Here Carden et al, [3] have implemented the JN method in an Excell template called CAHOST (Download). Other implementations of the algorithm should be available in PyProcessMacro, processr, and ProcessR. Now as I have explained here, my goal is to understand the math behind JN and maybe implement a macro for Open/LibreOffice Calc. I would appreciate it if you could walk me through the math behind the JN method, for example as explained here. Consider the first equation:

$$Y_i = \gamma_0 + \gamma_1 X_i + \gamma_2 M_i + \gamma_3 X_i M_i + \epsilon_i \tag{1}$$

to be the assumed trivariate linear casualty-moderation/mediation between $$X$$ as the focal predictor, $$Y$$ is the response variable and $$M$$ is the moderator/mediator. The $$\gamma_j$$ coefficients should be constant scalars and $$\epsilon_i$$ is the regression error for the $$i^{th}$$ sample. They have written the equation in matrix form for the whole sample group as

$$\hat{Y} = \hat{\gamma}_0 + \hat{\gamma}_1 X + \hat{\gamma}_2 M + \hat{\gamma}_3 X M \tag{2}$$

which I do not understand. For example, what are the dimensions of the matrices in the above equation? Shouldn't the $$\hat{\gamma}_j$$s be constant scalars? and where did the error go?

References:

1. Hayes, A. F. (2013b). Introduction to Mediation, Moderation, and Conditional Process Analysis: A Regression-Based Approach. New York, NY: The Guilford Press.
2. Johnson, P. O., and Neyman, J. (1936). Tests of certain linear hypotheses and their applications to some educational problems. Stat. Res. Mem. 1, 57–39.
3. Carden, S. W., Holtzman, N. S., & Strube, M. J. (2017). CAHOST: An Excel workbook for facilitating the Johnson-Neyman technique for two-way interactions in multiple regression. Frontiers in Psychology, 8, 1293.

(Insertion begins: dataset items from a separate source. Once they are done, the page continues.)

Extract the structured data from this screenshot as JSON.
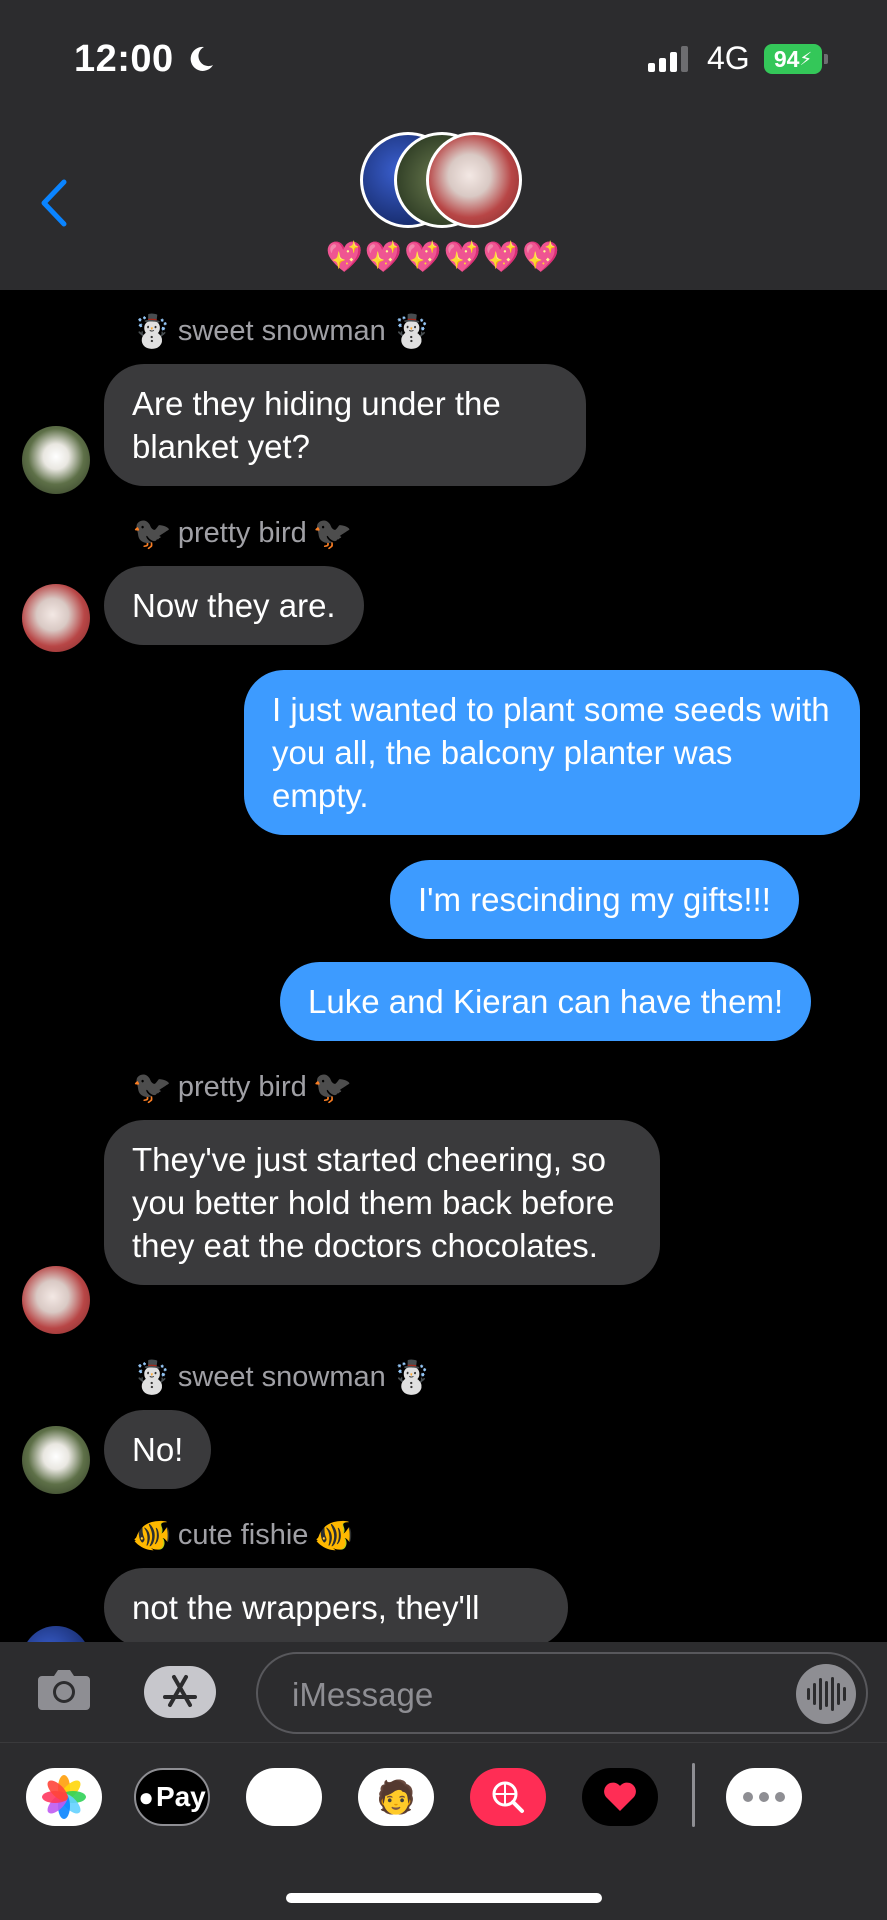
{
  "status_bar": {
    "time": "12:00",
    "network": "4G",
    "battery": "94"
  },
  "header": {
    "hearts": "💖💖💖💖💖💖"
  },
  "messages": [
    {
      "sender_left_emoji": "☃️",
      "sender_name": "sweet snowman",
      "sender_right_emoji": "☃️"
    },
    {
      "text": "Are they hiding under the blanket yet?"
    },
    {
      "sender_left_emoji": "🐦‍⬛",
      "sender_name": "pretty bird",
      "sender_right_emoji": "🐦‍⬛"
    },
    {
      "text": "Now they are."
    },
    {
      "text": "I just wanted to plant some seeds with you all, the balcony planter was empty."
    },
    {
      "text": "I'm rescinding my gifts!!!"
    },
    {
      "text": "Luke and Kieran can have them!"
    },
    {
      "sender_left_emoji": "🐦‍⬛",
      "sender_name": "pretty bird",
      "sender_right_emoji": "🐦‍⬛"
    },
    {
      "text": "They've just started cheering, so you better hold them back before they eat the doctors chocolates."
    },
    {
      "sender_left_emoji": "☃️",
      "sender_name": "sweet snowman",
      "sender_right_emoji": "☃️"
    },
    {
      "text": "No!"
    },
    {
      "sender_left_emoji": "🐠",
      "sender_name": "cute fishie",
      "sender_right_emoji": "🐠"
    },
    {
      "text": "not the wrappers, they'll"
    }
  ],
  "input": {
    "placeholder": "iMessage"
  },
  "apps": {
    "pay_label": "Pay"
  },
  "colors": {
    "outgoing_bubble": "#3d9bff",
    "incoming_bubble": "#3a3a3c",
    "battery": "#34c759",
    "accent": "#0a84ff"
  }
}
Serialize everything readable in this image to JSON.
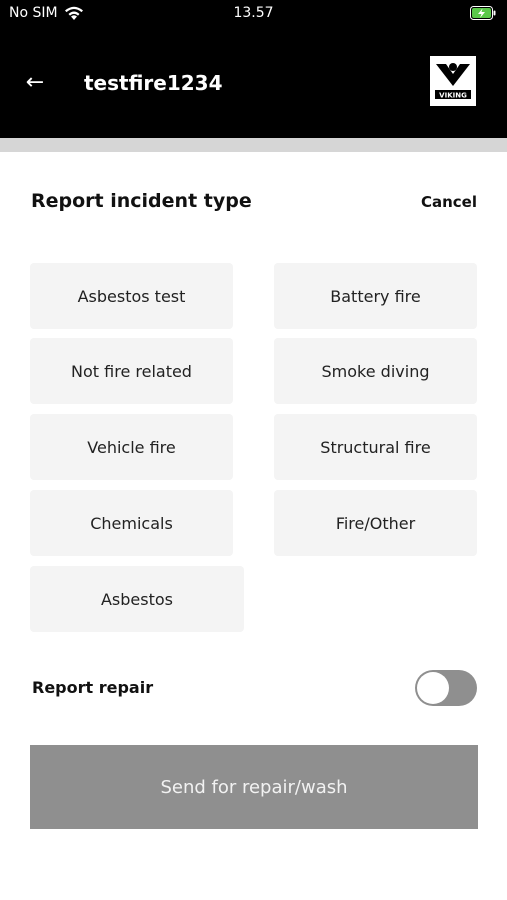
{
  "status_bar": {
    "carrier": "No SIM",
    "time": "13.57"
  },
  "header": {
    "title": "testfire1234",
    "logo_text": "VIKING"
  },
  "sheet": {
    "title": "Report incident type",
    "cancel_label": "Cancel",
    "options": [
      "Asbestos test",
      "Battery fire",
      "Not fire related",
      "Smoke diving",
      "Vehicle fire",
      "Structural fire",
      "Chemicals",
      "Fire/Other",
      "Asbestos"
    ],
    "repair_label": "Report repair",
    "repair_enabled": false,
    "send_label": "Send for repair/wash"
  },
  "colors": {
    "header_bg": "#000000",
    "button_disabled": "#8f8f8f",
    "option_bg": "#f4f4f4",
    "battery_accent": "#5ac84a"
  }
}
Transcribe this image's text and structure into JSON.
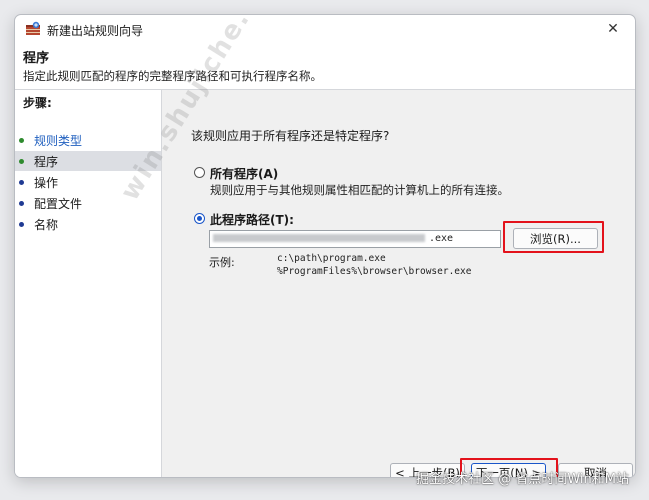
{
  "window": {
    "title": "新建出站规则向导",
    "close_glyph": "✕"
  },
  "header": {
    "title": "程序",
    "subtitle": "指定此规则匹配的程序的完整程序路径和可执行程序名称。"
  },
  "sidebar": {
    "title": "步骤:",
    "items": [
      {
        "label": "规则类型"
      },
      {
        "label": "程序"
      },
      {
        "label": "操作"
      },
      {
        "label": "配置文件"
      },
      {
        "label": "名称"
      }
    ]
  },
  "main": {
    "question": "该规则应用于所有程序还是特定程序?",
    "option_all": {
      "label": "所有程序(A)",
      "description": "规则应用于与其他规则属性相匹配的计算机上的所有连接。"
    },
    "option_path": {
      "label": "此程序路径(T):",
      "value_suffix": ".exe"
    },
    "browse_label": "浏览(R)...",
    "example_label": "示例:",
    "example_lines": [
      "c:\\path\\program.exe",
      "%ProgramFiles%\\browser\\browser.exe"
    ]
  },
  "footer": {
    "back_label": "< 上一步(B)",
    "next_label": "下一页(N) >",
    "cancel_label": "取消"
  },
  "watermarks": {
    "diagonal": "win.shujiche.cc",
    "bottom": "掘金技术社区 @ 省点时间Win和M站"
  },
  "colors": {
    "accent": "#1a56c9",
    "highlight": "#e3121b",
    "step_done": "#2e8b2e",
    "step_todo": "#1f3a93"
  }
}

Think of equation (1) as the "true" model. The $$\gamma_j$$ are indeed constant scalars, but we don't know what they are. The error term $$\epsilon$$ is there to indicate that the responses will not match the deterministic portion of the model exactly. There will be variance.
The $$\hat{\gamma_j}$$ terms represent estimates of the "true" but unknown $$\gamma_j$$ terms. Once you've collected some data and estimated them, then they can be regarded as constant scalars. But thinking more generally, before the data is collected, they are random variables that depend on the data. The values calculated via least squares represent only one possible realization. This perspective is key to understanding the remaining derivation of the JN method, which uses the variance of the $$\hat{\gamma_j}$$ terms.
Once data is collected and $$\hat{\gamma_j}$$ are estimated, equation (2) can be used to predict responses for new observations. It is meant to represent the average response for given predictor/moderator values (technically it is a conditional expectation), and the error term is assumed to have zero mean, so it is not included.